Question

A body is moving down into a well through a rope passing over a fixed pulley of radius $20\text{cm}$. Assume that there is no slipping between the rope and pulley. Calculate the angular velocity and angular acceleration of the pulley at an instant when the body is going down at a speed of $40\text{cm/s}$ and has an acceleration of $4{\text{m/s}}^2$?

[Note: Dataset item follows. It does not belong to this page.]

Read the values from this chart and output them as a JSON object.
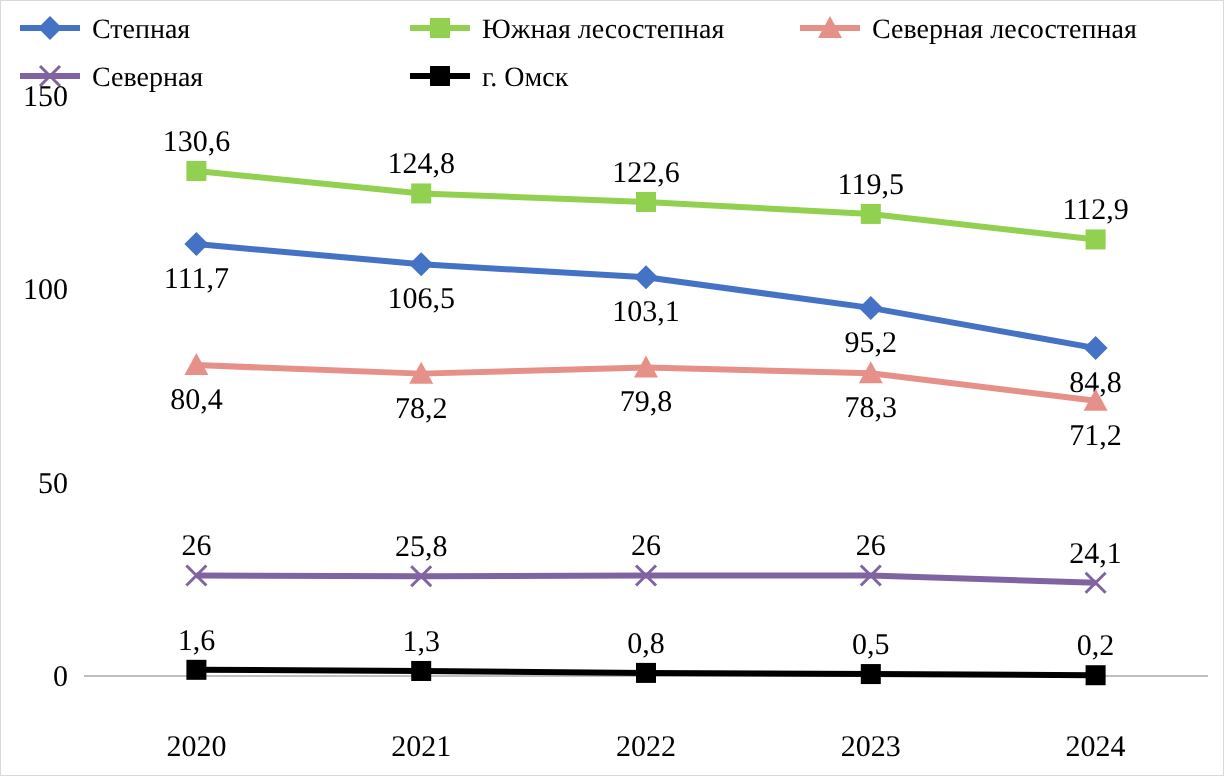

• A. $\omega =2\text{rad/s},\alpha =20{\text{rad/s}}^2$
• B. $\omega =2\text{rad/s},\alpha =40{\text{rad/s}}^2$
• C. $\omega =1\text{rad/s},\alpha =20{\text{rad/s}}^2$
• D. $\omega =1\text{rad/s},\alpha =40{\text{rad/s}}^2$

Answer 1

The correct option is A $\omega =2\text{rad/s},\alpha =20{\text{rad/s}}^2$

Since the rope does not slip on the pulley, the linear speed $v$ of the rim is same as the speed of the body.
Given, $r=20\text{cm}$ (Radius of pulley)
$v=40\text{cm/s}$ (Speed of body)
$a=4{\text{m/s}}^2$ (Acceleration of body)
The angular velocity of pulley is $\omega =\frac{v}{r}=\frac{40\text{cm/s}}{20\text{cm}}$
$\omega =2\text{rad/s}$
The angular acceleration of the pulley is
$\alpha =\frac{a}{r}=\frac{4{\text{m/s}}^2}{20\text{cm}}=\frac{400{\text{cm/s}}^2}{20\text{cm}}$
or $\alpha =20{\text{rad/s}}^2$